A Vision-Language Foundation Model to Enhance Efficiency of Chest X-ray Interpretation (2401.12208v2)

Abstract: Over 1.4 billion chest X-rays (CXRs) are performed annually due to their cost-effectiveness as an initial diagnostic test. This scale of radiological studies provides a significant opportunity to streamline CXR interpretation and documentation. While foundation models are a promising solution, the lack of publicly available large-scale datasets and benchmarks inhibits their iterative development and real-world evaluation. To overcome these challenges, we constructed a large-scale dataset (CheXinstruct), which we utilized to train a vision-language foundation model (CheXagent). We systematically demonstrated competitive performance across eight distinct task types on our novel evaluation benchmark (CheXbench). Beyond technical validation, we assessed the real-world utility of CheXagent in directly drafting radiology reports. Our clinical assessment with eight radiologists revealed a 36% time saving for residents using CheXagent-drafted reports, while attending radiologists showed no significant time difference editing resident-drafted or CheXagent-drafted reports. The CheXagent-drafted reports improved the writing efficiency of both radiology residents and attending radiologists in 81% and 61% of cases, respectively, without loss of quality. Overall, we demonstrate that CheXagent can effectively perform a variety of CXR interpretation tasks and holds potential to assist radiologists in routine clinical workflows.

Introduction

The prospects for automated Chest X-Ray (CXR) interpretation have significantly advanced with the advent of vision-language foundation models (FMs). Despite this progress, CXR interpretation remains a challenging area due to three primary hurdles: the scarcity of large-scale vision-language medical datasets, the limitations of current vision and language encoders in medical contexts, and the lack of comprehensive evaluation frameworks for benchmarking CXR interpretation abilities of FMs.

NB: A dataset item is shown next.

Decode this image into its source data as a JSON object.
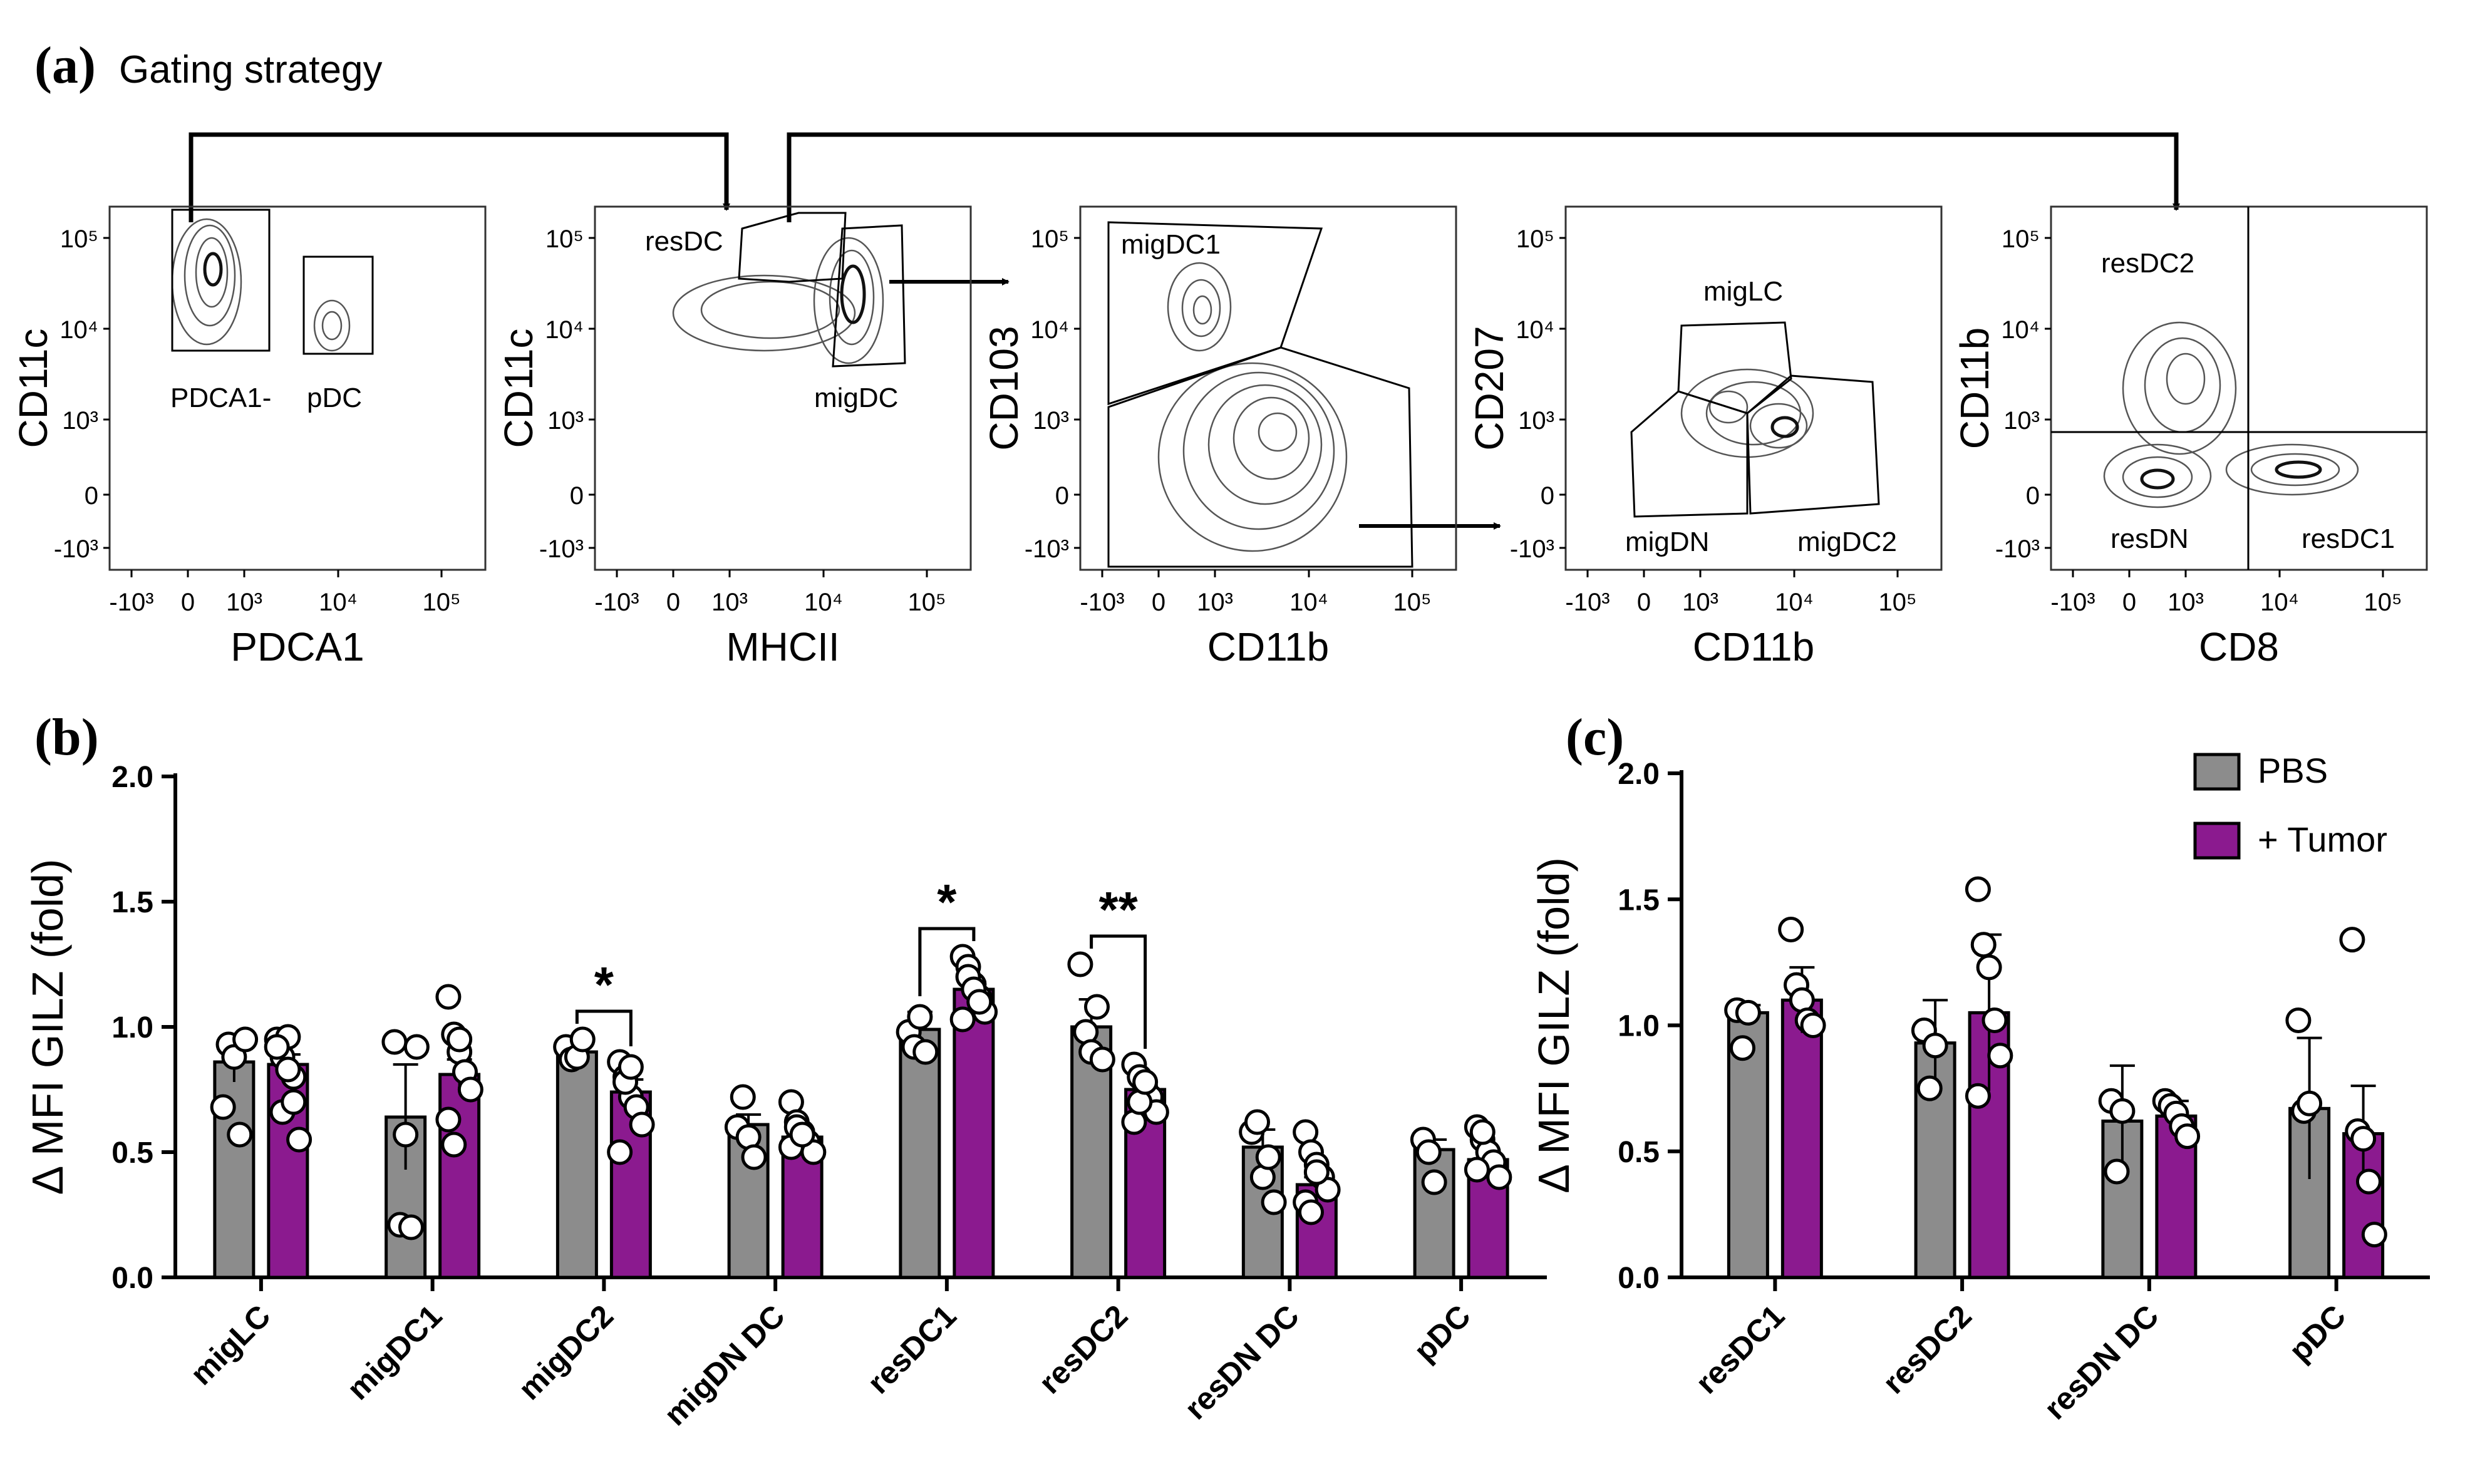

Foundation Model for CXR Interpretation

The CheXagent project directly addresses these challenges. At its core, it presents an instruction-tuned FM for CXR interpretation, leveraging a foundation dataset named CheXinstruct. CheXinstruct consists of paired instruction-image-answer triplets from diverse sources, aimed at enhancing an FM's capacity to understand and interpret CXRs. CheXagent itself integrates three components: a clinical LLM trained for parsing radiology reports, a vision encoder to represent CXR images, and a bridging network uniting vision and language modalities.

CheXbench: Systematic Evaluation

With the development of CheXbench, the research team offers a systematic benchmark to evaluate an FM's efficacy across eight clinically-relevant CXR tasks. These tasks delve into aspects of image perception and textual understanding, assessed through tasks like view classification, disease identification, and visual question-answering. The thorough evaluation reveals CheXagent's superior performance over existing general-domain and medical-domain FMs, underscoring its robust capability in CXR interpretation tasks.

Fairness and Future Directions

An important aspect of model development, especially in healthcare, is ensuring equitable performance across demographic groups. The CheXagent team conducted an in-depth fairness evaluation considering factors such as sex, race, and age and highlighted areas where performance disparities exist. This objective analysis further informs enhancements to the model’s transparency and unbiased application.

In summary, the development and assessment of CheXagent encompass a significant leap toward a sophisticated FM for radiology. The integration of CheXinstruct and CheXbench allows for training and testing of a model that demonstrates substantial improvements in CXR interpretation, bolstered by rigorous analysis through expert radiologist evaluations and fairness assessments. With these tools and datasets now publicly available, the work paves the way for further advancements in AI-powered medical image interpretation.